No doutorado, também na mesma área na UFMG, já casada e grávida do primeiro filho, Raquel se dedicou a estudar e a cuidar do filho pequeno. Em seguida, deu aulas em faculdades da rede privada, mas sentia falta de fazer pesquisa. Terminado o pós-doutorado, decidiu prestar concurso público, e um deles a trouxe para São João del-Rei. “Quando vim à cidade pela primeira vez, não sabia nem onde era, mas tive a felicidade de ser selecionada em 2014.”

A pesquisa
Logo que chegou à UFSJ, prosseguiu com a pesquisa que vinha desenvolvendo, atenta a novas propostas, e um detalhe dramático: o financiamento público começava a minguar. Até então, tinha sido possível manter as pesquisas com o financiamento dos editais internos da UFSJ. Com o corte de recursos das universidades a partir de 2014, era preciso reinventar-se. “Foi então que iniciamos o PPGCM, e tive a oportunidade e a alegria de encontrar colegas que auxiliaram na escrita do projeto.”

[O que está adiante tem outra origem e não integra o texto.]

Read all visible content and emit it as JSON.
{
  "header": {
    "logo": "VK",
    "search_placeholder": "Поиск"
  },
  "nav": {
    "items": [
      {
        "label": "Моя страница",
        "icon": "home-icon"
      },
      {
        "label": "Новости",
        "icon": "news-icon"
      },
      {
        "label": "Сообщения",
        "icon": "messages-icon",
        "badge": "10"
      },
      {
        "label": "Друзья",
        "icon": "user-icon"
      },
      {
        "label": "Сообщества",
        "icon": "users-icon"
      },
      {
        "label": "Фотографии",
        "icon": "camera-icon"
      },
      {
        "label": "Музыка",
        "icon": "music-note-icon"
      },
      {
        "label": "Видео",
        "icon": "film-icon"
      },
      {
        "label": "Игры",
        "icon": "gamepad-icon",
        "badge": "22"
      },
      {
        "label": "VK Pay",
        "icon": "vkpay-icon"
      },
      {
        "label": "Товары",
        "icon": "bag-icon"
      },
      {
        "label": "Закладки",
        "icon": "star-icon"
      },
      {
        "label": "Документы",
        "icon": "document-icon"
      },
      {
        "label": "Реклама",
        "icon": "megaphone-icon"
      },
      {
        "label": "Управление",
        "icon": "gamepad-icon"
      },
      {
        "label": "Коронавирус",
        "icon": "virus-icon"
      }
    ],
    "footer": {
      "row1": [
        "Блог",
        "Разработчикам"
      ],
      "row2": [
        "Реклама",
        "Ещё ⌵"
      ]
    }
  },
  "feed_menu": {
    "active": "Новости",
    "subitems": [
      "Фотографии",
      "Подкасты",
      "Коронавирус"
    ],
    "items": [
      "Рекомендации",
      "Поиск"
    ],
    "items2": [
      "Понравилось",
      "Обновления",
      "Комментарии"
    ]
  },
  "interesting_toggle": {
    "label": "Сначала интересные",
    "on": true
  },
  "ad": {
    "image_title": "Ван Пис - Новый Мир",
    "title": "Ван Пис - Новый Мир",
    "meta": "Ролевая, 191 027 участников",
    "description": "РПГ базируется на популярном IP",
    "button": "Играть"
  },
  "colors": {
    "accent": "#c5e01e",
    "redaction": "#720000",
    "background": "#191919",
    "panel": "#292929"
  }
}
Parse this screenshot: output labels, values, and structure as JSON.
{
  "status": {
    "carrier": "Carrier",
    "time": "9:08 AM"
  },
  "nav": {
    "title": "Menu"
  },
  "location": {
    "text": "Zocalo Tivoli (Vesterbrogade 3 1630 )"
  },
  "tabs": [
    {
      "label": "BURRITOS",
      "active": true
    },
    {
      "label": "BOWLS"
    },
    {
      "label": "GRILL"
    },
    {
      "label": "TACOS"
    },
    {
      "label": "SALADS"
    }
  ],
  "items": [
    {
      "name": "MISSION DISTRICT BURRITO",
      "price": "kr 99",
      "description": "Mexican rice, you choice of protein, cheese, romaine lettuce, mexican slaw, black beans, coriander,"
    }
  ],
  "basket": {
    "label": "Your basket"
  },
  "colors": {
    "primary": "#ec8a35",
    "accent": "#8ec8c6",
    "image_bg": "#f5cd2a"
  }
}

São diversas as premiações na carreira de Raquel, na pesquisa, na extensão, em congressos. O trabalho que pesquisa a reconstituição de tecido epitelial para transplante, por exemplo, conquistou, em 2019, o Prêmio SBQ Acelera, primeiro programa de pré-aceleração da Sociedade Brasileira de Química. A partir da premiação, a equipe desenvolveu o Curacicatri, produto em processo de patenteamento que tem a contribuição dos professores Luiz Orlando Ladeira e Claudia Rocha Carvalho, da UFMG, e da professora Erika Lorena Costa de Alvarenga, da UFSJ. “Agora estamos assinando o termo de convênio de parceria com a multinacional Rousselot Gelatinas do Brasil Ltda.”, comemora Raquel.

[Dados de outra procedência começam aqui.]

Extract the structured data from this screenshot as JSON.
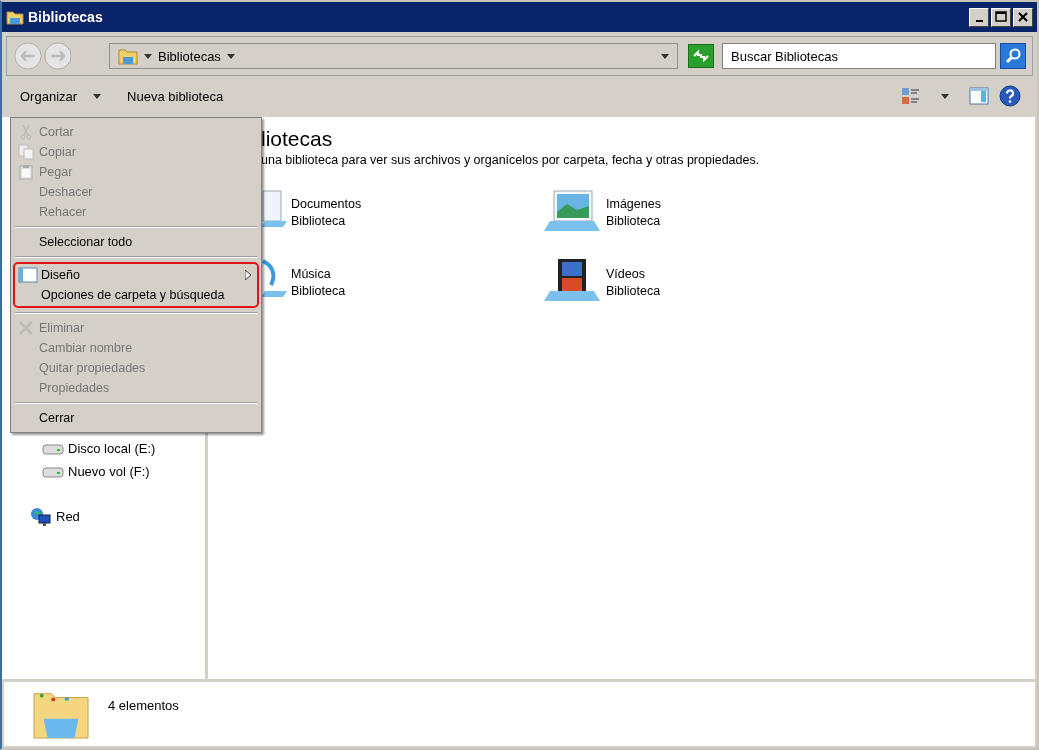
{
  "window": {
    "title": "Bibliotecas"
  },
  "address": {
    "path": "Bibliotecas"
  },
  "search": {
    "placeholder": "Buscar Bibliotecas"
  },
  "toolbar": {
    "buttons": [
      "Organizar",
      "Nueva biblioteca"
    ]
  },
  "menu": {
    "groups": [
      {
        "highlighted": false,
        "items": [
          {
            "label": "Cortar",
            "kind": "cut",
            "disabled": true
          },
          {
            "label": "Copiar",
            "kind": "copy",
            "disabled": true
          },
          {
            "label": "Pegar",
            "kind": "paste",
            "disabled": true
          },
          {
            "label": "Deshacer",
            "kind": "plain",
            "disabled": true
          },
          {
            "label": "Rehacer",
            "kind": "plain",
            "disabled": true
          }
        ]
      },
      {
        "highlighted": false,
        "items": [
          {
            "label": "Seleccionar todo",
            "kind": "plain",
            "disabled": false
          }
        ]
      },
      {
        "highlighted": true,
        "items": [
          {
            "label": "Diseño",
            "kind": "layout",
            "disabled": false,
            "submenu": true
          },
          {
            "label": "Opciones de carpeta y búsqueda",
            "kind": "plain",
            "disabled": false
          }
        ]
      },
      {
        "highlighted": false,
        "items": [
          {
            "label": "Eliminar",
            "kind": "delete",
            "disabled": true
          },
          {
            "label": "Cambiar nombre",
            "kind": "plain",
            "disabled": true
          },
          {
            "label": "Quitar propiedades",
            "kind": "plain",
            "disabled": true
          },
          {
            "label": "Propiedades",
            "kind": "plain",
            "disabled": true
          }
        ]
      },
      {
        "highlighted": false,
        "items": [
          {
            "label": "Cerrar",
            "kind": "plain",
            "disabled": false
          }
        ]
      }
    ]
  },
  "sidebar": {
    "items": [
      {
        "label": "Disco local (E:)",
        "kind": "drive"
      },
      {
        "label": "Nuevo vol (F:)",
        "kind": "drive"
      },
      {
        "label": "Red",
        "kind": "network"
      }
    ]
  },
  "content": {
    "heading": "liotecas",
    "description": "una biblioteca para ver sus archivos y organícelos por carpeta, fecha y otras propiedades.",
    "libraries": [
      {
        "name": "Documentos",
        "type": "Biblioteca",
        "kind": "documents"
      },
      {
        "name": "Imágenes",
        "type": "Biblioteca",
        "kind": "pictures"
      },
      {
        "name": "Música",
        "type": "Biblioteca",
        "kind": "music"
      },
      {
        "name": "Vídeos",
        "type": "Biblioteca",
        "kind": "videos"
      }
    ]
  },
  "status_bar": {
    "count": "4 elementos"
  }
}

A professora e os alunos: depoimento para a vida
“Minha relação com os estudantes da graduação e da pesquisa sempre foi muito boa. Esse grupo de mestrandos vem trabalhando comigo desde a iniciação científica. Sou uma professora extremamente exigente, comigo também. Sempre digo para meu alunos: só aprendemos quando temos a ciência e a humildade de que não sabemos para, a partir daí, estudarmos. É preciso se dedicar, porque a área de Biológicas exige muito, a cada dia tem uma publicação nova, uma descoberta recente. É preciso respeitarmos a história de cada aluno, incentivando-o a estudar para valorizar o conhecimento, ter uma visão crítica do mundo, assumir o papel fundamental de contribuir na saúde, no tratamento, na educação das pessoas.”

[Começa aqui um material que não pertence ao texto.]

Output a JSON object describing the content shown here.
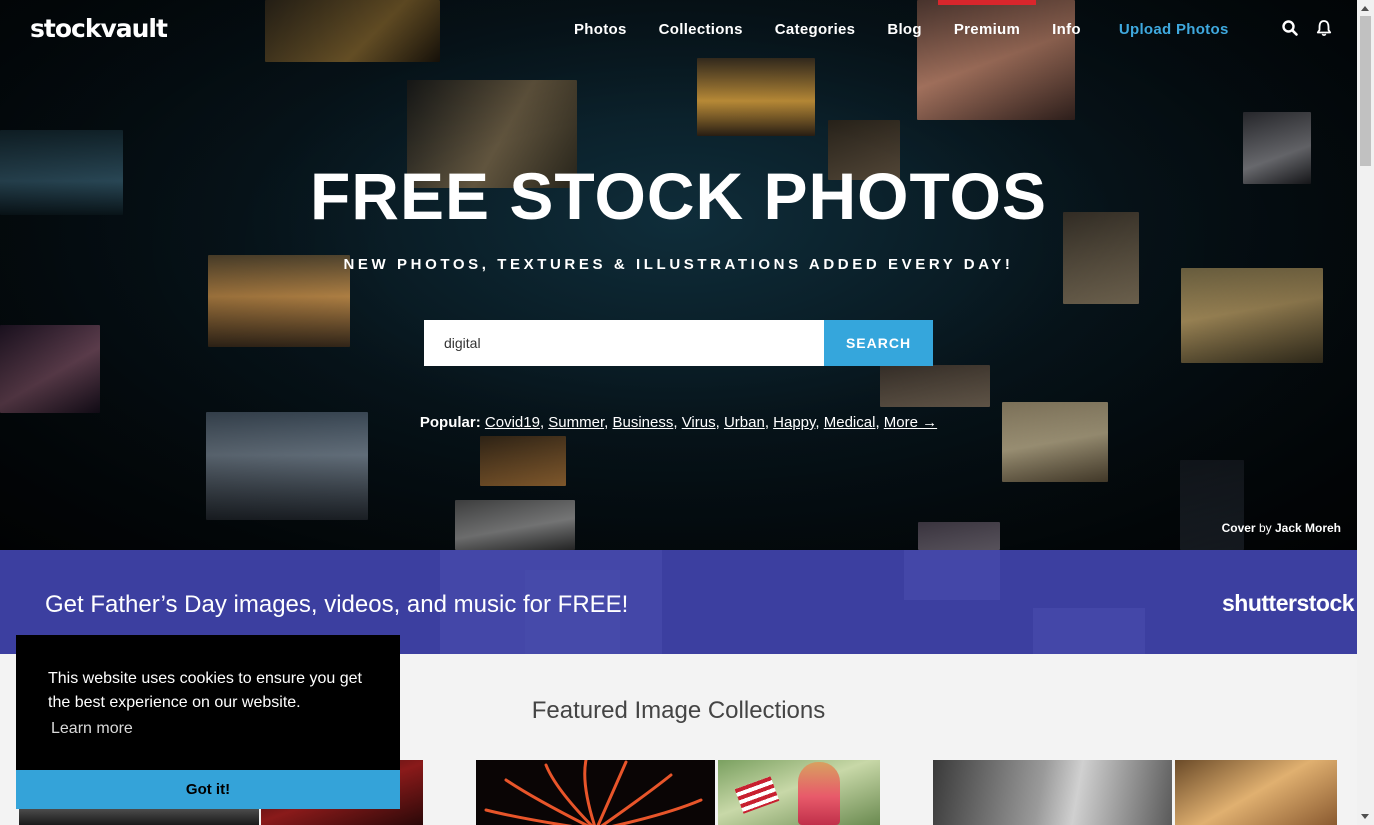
{
  "brand": {
    "logo": "stockvault"
  },
  "nav": {
    "items": [
      {
        "label": "Photos"
      },
      {
        "label": "Collections"
      },
      {
        "label": "Categories"
      },
      {
        "label": "Blog"
      },
      {
        "label": "Premium"
      },
      {
        "label": "Info"
      },
      {
        "label": "Upload Photos"
      }
    ],
    "icons": [
      "search-icon",
      "bell-icon"
    ],
    "accent": "#d9262c",
    "upload_color": "#3fa9df"
  },
  "hero": {
    "title": "FREE STOCK PHOTOS",
    "subtitle": "NEW PHOTOS, TEXTURES & ILLUSTRATIONS ADDED EVERY DAY!",
    "search": {
      "value": "digital",
      "button": "SEARCH"
    },
    "popular": {
      "label": "Popular:",
      "tags": [
        "Covid19",
        "Summer",
        "Business",
        "Virus",
        "Urban",
        "Happy",
        "Medical",
        "More →"
      ]
    },
    "credit": {
      "prefix": "Cover",
      "by": "by",
      "author": "Jack Moreh"
    }
  },
  "banner": {
    "text": "Get Father’s Day images, videos, and music for FREE!",
    "logo": "shutterstock",
    "color": "#3c3fa0"
  },
  "featured": {
    "title": "Featured Image Collections"
  },
  "cookie": {
    "message": "This website uses cookies to ensure you get the best experience on our website.",
    "link": "Learn more",
    "button": "Got it!",
    "button_color": "#34a3d9"
  }
}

Sobre o ensino remoto em tempos de pandemia, Raquel explica que não foi fácil readaptar os projetos de extensão à realidade virtual. Principalmente por trabalhar com escolas públicas, nas quais o acesso à informática é restrito. “Fizemos readequações, para tentar chegar à população mais carente, como a contratação de carros de som.”

Quanto à sala de aula, “é muito ruim o não contato pessoal com os alunos”, mas a pesquisadora vem se adaptando, certa de que esse momento vai deixar marcas para sempre. “É um período único, difícil, que demanda cuidados. Temos que acalmar nossos alunos, adaptá-los a essa nova lógica, que vamos vencer!”

Mulheres na Ciência
Raquel sabe bem que, como mulher, não é fácil ser mãe e exercer os papéis de professora e pesquisadora. Ela conta que precisou fazer escolhas na carreira, principalmente quando seus filhos eram pequenos. “Temos sempre no meio do caminho uma máquina de lavar e, para chegarmos onde queremos, precisamos da colaboração de outras mulheres, de nossos companheiros e companheiras, de familiares que às vezes projetam em nós as oportunidades que não tiveram”, avalia.

Não se pode, na opinião de Raquel, perder de vista o papel da igualdade no processo histórico-cultural que vivemos. “Estamos num ano em que duas mulheres ganharam o Nobel de Química. E se não ganharam antes, não é porque não fossem capazes, mas sim porque desde sempre enfrentamos dificuldades de acesso à Educação.”

Conciliar carreira e filhos é questão de planejamento, para vencer o fantasma da inferioridade, a falsa certeza de não sermos capazes de assumir tantos papéis. “Sempre tive muito orgulho de ser mulher, capaz de fazer tudo isso.”


 

Publicaremos, ao longo desta semana, uma série de perfis que homenageia os professores da UFSJ.
Como não é possível entrevistar a todos, contamos com a ajuda do Setor de Registro na definição de nossas fontes,
segundo critérios que buscaram contemplar a diversidade que caracteriza nossa comunidade docente.